RNA-Seq analysis identifies novel cell type-enriched genes
We analyzed the most highly enriched genes for each cell type (Figs. 3B, 4). These genes are highly expressed (FPKM >20) by one cell type and undetectable or expressed at low levels by other cell types in the brain. As expected, several genes on this list are well known cell type-specific markers, e.g., Aqp4, Aldh1l1, and Fgfr3 for astrocytes, Dlx1 and Stmn2 for neurons, Pdgfra and Cspg4 for OPCs, Mbp and Mog for MOs, Tnf and C1qa for microglia, and Cldn5 for endothelial cells (Fig. 4). Additionally, however, we discovered a large number of cell type-enriched genes that have not yet been described previously as cell type-specific in the literature to the best of our knowledge.
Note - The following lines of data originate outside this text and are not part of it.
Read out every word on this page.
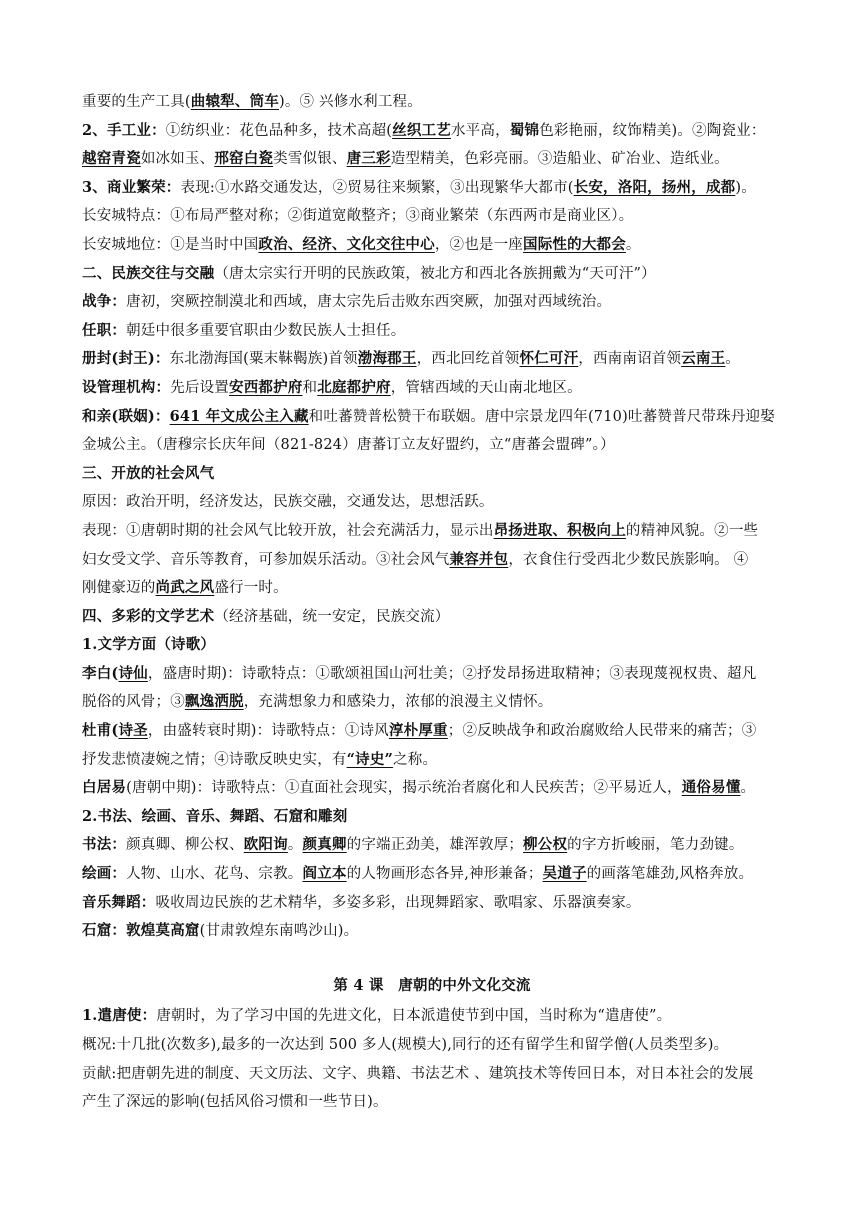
重要的生产工具(曲辕犁、筒车)。⑤ 兴修水利工程。
2、手工业：①纺织业：花色品种多，技术高超(丝织工艺水平高，蜀锦色彩艳丽，纹饰精美)。②陶瓷业：
越窑青瓷如冰如玉、邢窑白瓷类雪似银、唐三彩造型精美，色彩亮丽。③造船业、矿冶业、造纸业。
3、商业繁荣：表现:①水路交通发达，②贸易往来频繁，③出现繁华大都市(长安，洛阳，扬州，成都)。
长安城特点：①布局严整对称；②街道宽敞整齐；③商业繁荣（东西两市是商业区）。
长安城地位：①是当时中国政治、经济、文化交往中心，②也是一座国际性的大都会。
二、民族交往与交融（唐太宗实行开明的民族政策，被北方和西北各族拥戴为“天可汗”）
战争：唐初，突厥控制漠北和西域，唐太宗先后击败东西突厥，加强对西域统治。
任职：朝廷中很多重要官职由少数民族人士担任。
册封(封王)：东北渤海国(粟末靺鞨族)首领渤海郡王，西北回纥首领怀仁可汗，西南南诏首领云南王。
设管理机构：先后设置安西都护府和北庭都护府，管辖西域的天山南北地区。
和亲(联姻)：641 年文成公主入藏和吐蕃赞普松赞干布联姻。唐中宗景龙四年(710)吐蕃赞普尺带珠丹迎娶
金城公主。（唐穆宗长庆年间（821-824）唐蕃订立友好盟约，立“唐蕃会盟碑”。）
三、开放的社会风气
原因：政治开明，经济发达，民族交融，交通发达，思想活跃。
表现：①唐朝时期的社会风气比较开放，社会充满活力，显示出昂扬进取、积极向上的精神风貌。②一些
妇女受文学、音乐等教育，可参加娱乐活动。③社会风气兼容并包，衣食住行受西北少数民族影响。 ④
刚健豪迈的尚武之风盛行一时。
四、多彩的文学艺术（经济基础，统一安定，民族交流）
1.文学方面（诗歌）
李白(诗仙，盛唐时期)：诗歌特点：①歌颂祖国山河壮美；②抒发昂扬进取精神；③表现蔑视权贵、超凡
脱俗的风骨；③飘逸洒脱，充满想象力和感染力，浓郁的浪漫主义情怀。
杜甫(诗圣，由盛转衰时期)：诗歌特点：①诗风淳朴厚重；②反映战争和政治腐败给人民带来的痛苦；③
抒发悲愤凄婉之情；④诗歌反映史实，有“诗史”之称。
白居易(唐朝中期)：诗歌特点：①直面社会现实，揭示统治者腐化和人民疾苦；②平易近人，通俗易懂。
2.书法、绘画、音乐、舞蹈、石窟和雕刻
书法：颜真卿、柳公权、欧阳询。颜真卿的字端正劲美，雄浑敦厚；柳公权的字方折峻丽，笔力劲键。
绘画：人物、山水、花鸟、宗教。阎立本的人物画形态各异,神形兼备；吴道子的画落笔雄劲,风格奔放。
音乐舞蹈：吸收周边民族的艺术精华，多姿多彩，出现舞蹈家、歌唱家、乐器演奏家。
石窟：敦煌莫高窟(甘肃敦煌东南鸣沙山)。
第 4 课　唐朝的中外文化交流
1.遣唐使：唐朝时，为了学习中国的先进文化，日本派遣使节到中国，当时称为“遣唐使”。
概况:十几批(次数多),最多的一次达到 500 多人(规模大),同行的还有留学生和留学僧(人员类型多)。
贡献:把唐朝先进的制度、天文历法、文字、典籍、书法艺术 、建筑技术等传回日本，对日本社会的发展
产生了深远的影响(包括风俗习惯和一些节日)。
The restricted expression pattern of these genes reveals potential cell type-specific roles in brain development, signaling, metabolism, and disease. For example, we found astrocytic enrichment of the autism and schizophrenia-associated gene Tspan7, neuronal enrichment of the gene encoding a novel transmembrane protein Tmem59l that is homologous to proteins implicated in the processing of amyloid precursor protein, and OPC enrichment of the gene encoding Neurexophilin1, a protein involved in synapse formation. Additional novel cell type-specific genes are included in Figure 4.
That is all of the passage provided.